This is a project to help make a single USB stick that can hold multiple ISOs!
It uses GRUB as its bootloader, so it works natively with Linux, FreeBSD, NetBSD, and OpenBSD. And it can boot Windows and MacOS by using bootloader chainloading.
First follow the instructions in the Multiboot USB Wiki.
Then use the contents of the grub.cfg
in this project as the manual configuration in the GRUB directory.
- OpenBSD Testing
Right now I can't do much bare metal testing of OpenBSD, as it cannot use any NVIDIA GPUs made after the GTX 200-series (Tesla architecture) from 2009. And since I only have a newer NVIDIA GPU, I can't test any graphics display issues.

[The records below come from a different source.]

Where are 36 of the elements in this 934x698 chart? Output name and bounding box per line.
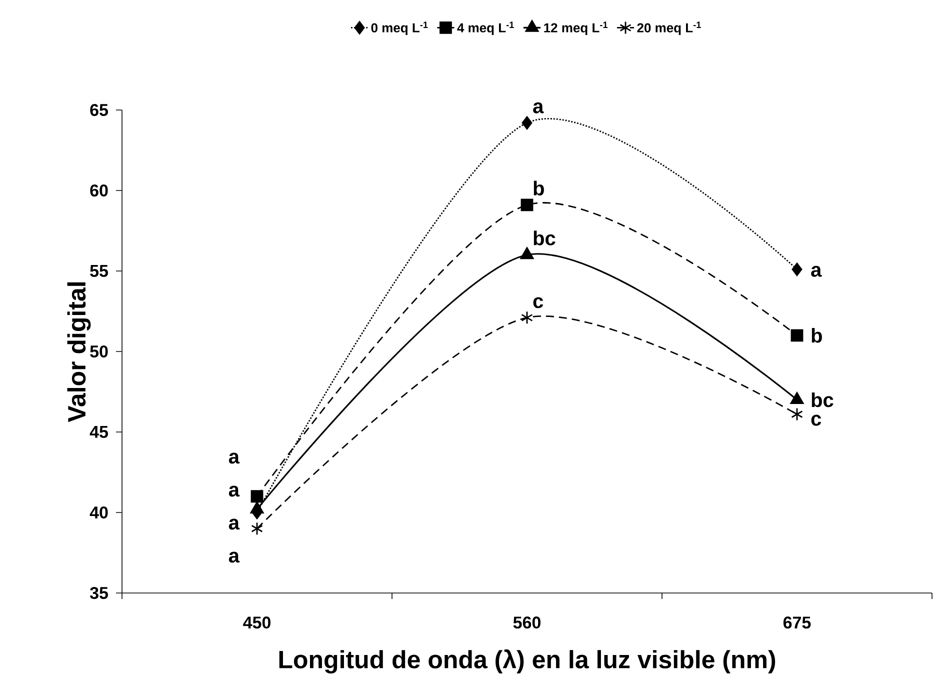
y-axis-title: Valor digital	[67, 282, 91, 422]
point	[790, 329, 804, 342]
annotation: bc	[534, 230, 556, 246]
point	[522, 116, 532, 130]
y-tick-label: 40	[90, 506, 108, 519]
point	[251, 522, 263, 536]
y-tick-label: 55	[90, 265, 108, 277]
annotation: a	[228, 552, 240, 563]
annotation: a	[228, 518, 240, 530]
annotation: a	[533, 102, 544, 114]
y-tick-label: 60	[90, 184, 108, 197]
point	[792, 262, 802, 276]
point	[520, 198, 534, 212]
point	[521, 310, 533, 324]
annotation: bc	[812, 392, 834, 408]
x-tick-label: 560	[513, 616, 540, 629]
y-tick-label: 65	[90, 104, 108, 116]
legend-label: 20 meq L$^{-1}$	[637, 22, 701, 35]
x-axis-title: Longitud de onda (λ) en la luz visible (nm)	[279, 649, 776, 674]
x-tick-label: 450	[243, 616, 270, 629]
point	[791, 408, 803, 421]
legend-label: 4 meq L$^{-1}$	[457, 22, 514, 35]
annotation: c	[811, 414, 822, 426]
annotation: a	[228, 452, 240, 464]
point	[250, 490, 264, 503]
y-tick-label: 35	[90, 586, 108, 600]
y-tick-label: 50	[90, 345, 108, 358]
annotation: c	[533, 297, 544, 308]
annotation: b	[812, 328, 822, 343]
legend-label: 12 meq L$^{-1}$	[544, 22, 608, 35]
y-tick-label: 45	[90, 426, 108, 438]
legend-label: 0 meq L$^{-1}$	[371, 22, 428, 35]
annotation: a	[811, 266, 822, 277]
x-tick-label: 675	[783, 616, 811, 629]
annotation: b	[534, 180, 544, 196]
annotation: a	[228, 486, 240, 497]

Anyone with an old NVIDIA GPU or any AMD GPU/APU or Intel GPU/iGPU should feel free to do more testing with it.
- GNU Guix Debugging
GNU Guix is not booting properly, likely due to an incorrectly configured ISO path in the kernel boot arguments, or even entirely missing kernel arguments that I don't know about.
I haven't had much time to test Guix to see what the problem is, so any suggestions from anyone who's familiar with Guix would be a huge help.

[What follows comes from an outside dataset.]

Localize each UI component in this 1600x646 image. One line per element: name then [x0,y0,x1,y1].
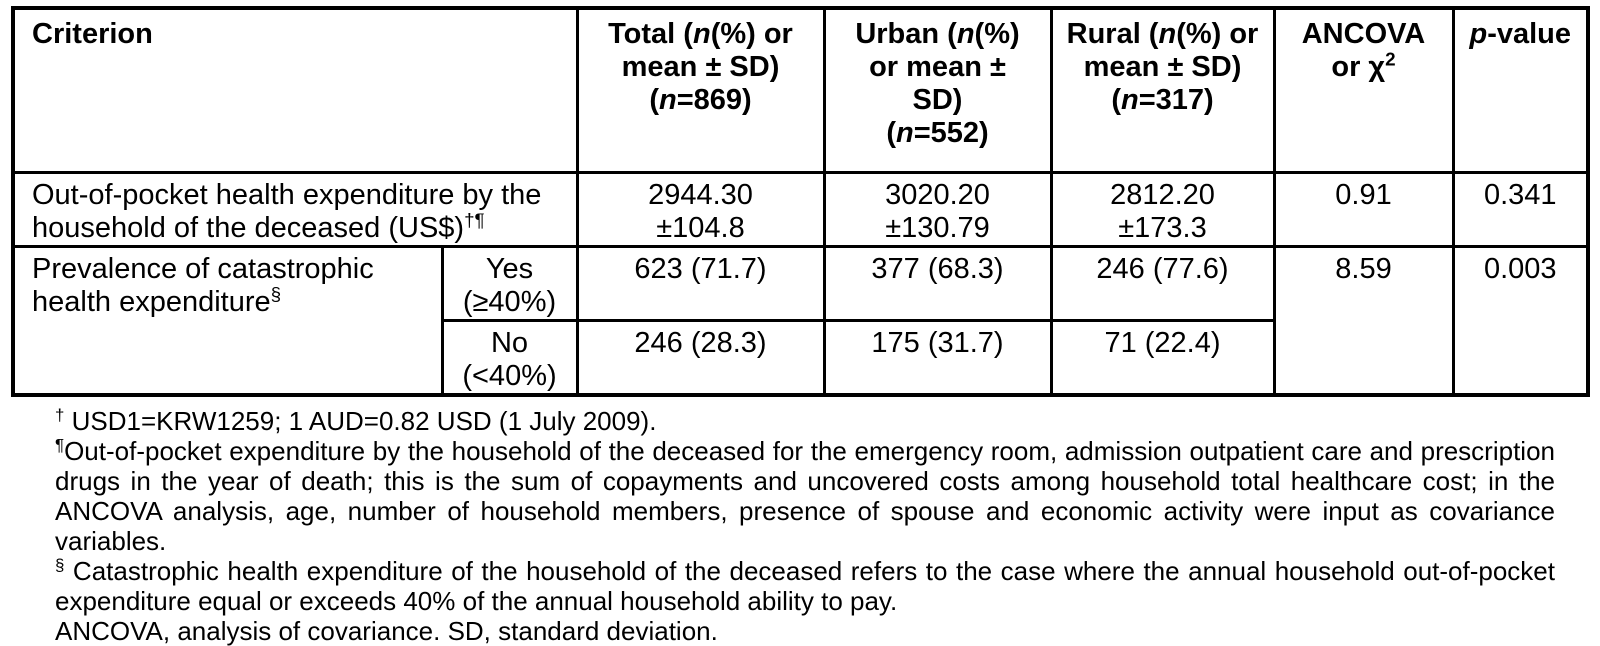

I usually test the GRUB configs by booting them on bare metal (my physical PC) to make sure all the USB drives (or SD cards) work. But it's also possible to use VirtualBox (or another virtual machine hypervisor) to test just the GRUB configs.
On Linux (and possibly also WSL) some testing can be done using the grub-emu
package to emulate GRUB in a terminal. But I've found it to be buggy, and the older versions I've used have a terminal interface that's very cumbersome and inconvenient. So your mileage may vary.